A recent study has highlighted the critical need to tackle sleep issues earlier in life as it revealed that having trouble sleeping during one's 40s may accelerate brain ageing, with effects becoming more pronounced in their 50s.
While highlighting the study's findings, author Dr Kristine Yaffe of UC San Francisco emphasised the importance of maintaining a consistent sleep schedule, exercising, avoiding caffeine before going to bed and using relaxation techniques earlier in life to "preserve brain health" in later years.
Nearly 600 adults around 40 years old completed a sleep questionnaire at the start of the study and five years later, the New York Post reported.
The questions included: "Do you usually have trouble falling asleep?” "Do you usually wake up several times at night?" and "Do you usually wake up far too early?"
The researchers noted if participants experienced short sleep duration, poor sleep quality, troubles falling asleep, difficulty staying asleep, early morning awakening or daytime sleepiness.
Experts generally recommend seven to nine hours of shuteye a night.
Participants were divided into three groups based on their sleep traits. Those in the low group (about 70%) had none or one of the six characteristics.
Middle group participants (22%) had two or three, and those in the high group (8%) had four to six.
Fifteen years later, participants underwent cranial scans that helped researchers calculate their brain age.
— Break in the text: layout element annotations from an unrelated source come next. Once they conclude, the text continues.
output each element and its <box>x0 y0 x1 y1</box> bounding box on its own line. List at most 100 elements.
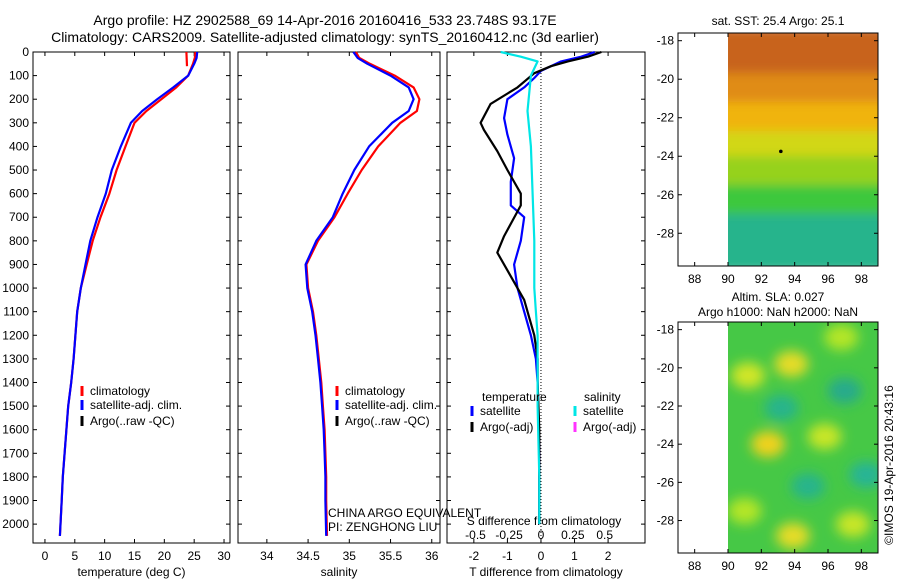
panel-frame <box>237 51 441 544</box>
x-tick-label: 35 <box>343 549 357 563</box>
y-tick-label: 1400 <box>2 375 29 389</box>
y-tick-label: 1600 <box>2 423 29 437</box>
x-tick-label: 20 <box>158 549 172 563</box>
x-tick-label: 98 <box>855 272 869 286</box>
x-tick-label: 1 <box>571 549 578 563</box>
sla-blob <box>791 473 825 500</box>
x-tick-label: 90 <box>721 272 735 286</box>
series-satellite-adj--clim- <box>304 51 415 536</box>
y-tick-label: 1900 <box>2 494 29 508</box>
y-tick-label: 300 <box>9 116 29 130</box>
y-tick-label: 1300 <box>2 352 29 366</box>
y-tick-label: -22 <box>657 399 675 413</box>
legend-label: satellite-adj. clim. <box>345 398 437 412</box>
legend-label: satellite <box>583 404 624 418</box>
y-tick-label: 1700 <box>2 446 29 460</box>
x-tick-label: 98 <box>855 559 869 573</box>
panel-salinity: 34 34.5 35 35.5 36 salinity climatologysatelli… <box>237 51 482 579</box>
salinity-tick-label: 0.25 <box>561 528 585 542</box>
series-temperature-argo--adj- <box>479 50 602 525</box>
legend-label: Argo(..raw -QC) <box>345 414 430 428</box>
sst-field <box>728 33 878 266</box>
series-climatology <box>305 51 421 536</box>
y-tick-label: -20 <box>657 361 675 375</box>
imos-watermark: ©IMOS 19-Apr-2016 20:43:16 <box>882 385 896 545</box>
y-tick-label: -26 <box>657 475 675 489</box>
map-data-area <box>728 33 878 266</box>
y-tick-label: 900 <box>9 257 29 271</box>
x-tick-label: 88 <box>688 559 702 573</box>
x-tick-label: 0 <box>42 549 49 563</box>
y-tick-label: 500 <box>9 163 29 177</box>
x-tick-label: 34.5 <box>296 549 320 563</box>
x-tick-label: 36 <box>425 549 439 563</box>
panel-sst: 88 90 92 94 96 98 -18 -20 -22 -24 -26 -28 sat. SST: … <box>657 14 879 286</box>
y-tick-label: -28 <box>657 226 675 240</box>
panel-temperature: 0100200300400500600700800900100011001200… <box>2 45 231 579</box>
legend-label: Argo(-adj) <box>480 420 533 434</box>
sla-blob <box>776 522 810 549</box>
sla-blob <box>728 498 762 524</box>
y-tick-label: 1100 <box>3 305 29 319</box>
float-annotation: CHINA ARGO EQUIVALENT <box>328 506 482 520</box>
pi-annotation: PI: ZENGHONG LIU <box>328 520 437 534</box>
sla-blob <box>764 394 799 421</box>
series-satellite-adj--clim- <box>58 51 199 536</box>
sla-blob <box>827 377 862 404</box>
legend-label: Argo(-adj) <box>583 420 636 434</box>
panel-sla: 88 90 92 94 96 98 -18 -20 -22 -24 -26 -28 Altim. SLA… <box>657 290 879 573</box>
argo-position-marker <box>779 149 783 154</box>
chart-title-line1: Argo profile: HZ 2902588_69 14-Apr-2016 … <box>93 12 557 28</box>
salinity-tick-label: -0.25 <box>495 528 523 542</box>
chart-title-line2: Climatology: CARS2009. Satellite-adjuste… <box>51 29 599 45</box>
legend-title-temperature: temperature <box>482 390 547 404</box>
salinity-axis-label: S difference from climatology <box>467 514 622 528</box>
y-tick-label: -20 <box>657 72 675 86</box>
legend-label: climatology <box>345 384 405 398</box>
series-climatology-surface <box>185 51 189 67</box>
sst-band <box>728 213 878 266</box>
x-tick-label: 96 <box>821 272 835 286</box>
sla-blob <box>751 431 785 458</box>
sst-title: sat. SST: 25.4 Argo: 25.1 <box>712 14 845 28</box>
y-tick-label: 2000 <box>2 517 29 531</box>
sla-title-line1: Altim. SLA: 0.027 <box>732 290 825 304</box>
x-tick-label: 94 <box>788 559 802 573</box>
y-tick-label: -18 <box>657 34 675 48</box>
map-data-area <box>728 322 878 553</box>
sla-title-line2: Argo h1000: NaN h2000: NaN <box>698 305 858 319</box>
panel-frame <box>446 51 646 544</box>
y-tick-label: -26 <box>657 188 675 202</box>
x-axis-label: salinity <box>321 565 358 579</box>
sla-blob <box>836 511 870 538</box>
x-axis-label: temperature (deg C) <box>77 565 185 579</box>
y-tick-label: -24 <box>657 437 675 451</box>
y-tick-label: 800 <box>9 234 29 248</box>
series-salinity-satellite <box>500 50 541 525</box>
sla-blob <box>731 362 765 389</box>
y-tick-label: 1800 <box>2 470 29 484</box>
salinity-tick-label: -0.5 <box>465 528 486 542</box>
x-tick-label: -2 <box>469 549 480 563</box>
y-tick-label: -22 <box>657 111 675 125</box>
legend-label: satellite-adj. clim. <box>90 398 182 412</box>
y-tick-label: 1000 <box>2 281 29 295</box>
x-tick-label: 88 <box>688 272 702 286</box>
x-tick-label: -1 <box>502 549 513 563</box>
y-tick-label: 0 <box>22 45 29 59</box>
y-tick-label: 200 <box>9 92 29 106</box>
y-tick-label: 1500 <box>2 399 29 413</box>
y-tick-label: 1200 <box>2 328 29 342</box>
x-tick-label: 10 <box>98 549 112 563</box>
x-tick-label: 15 <box>128 549 142 563</box>
y-tick-label: 600 <box>9 187 29 201</box>
legend-label: satellite <box>480 404 521 418</box>
panel-difference: -2 -1 0 1 2 T difference from climatology -0.5… <box>446 50 646 579</box>
x-tick-label: 5 <box>71 549 78 563</box>
legend-label: climatology <box>90 384 150 398</box>
sla-blob <box>849 461 878 488</box>
legend-title-salinity: salinity <box>584 390 621 404</box>
y-tick-label: 700 <box>9 210 29 224</box>
x-tick-label: 92 <box>755 272 769 286</box>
Researchers determined that middle group brains were 1.6 years older on average than low group brains. Those in the high group had an average brain age 2.6 years older.
Of the six sleep habits, poor sleep quality, difficulty falling and staying asleep and early morning awakening were linked to greater brain age, especially when people experienced these problems for at least five years.
The findings of the study, which was funded by the National Institute on Aging, were published recently in the online issue of Neurology, the medical journal of the American Academy of Neurology.
The researchers emphasized that their study does not prove that poor sleep accelerates brain aging — it only shows an association between the two.
One limitation of the research is that participants reported their own sleep problems and they may not have accurately characterized them.
"Future research should focus on finding new ways to improve sleep quality and investigating the long-term impact of sleep on brain health in younger people," Yaffe said.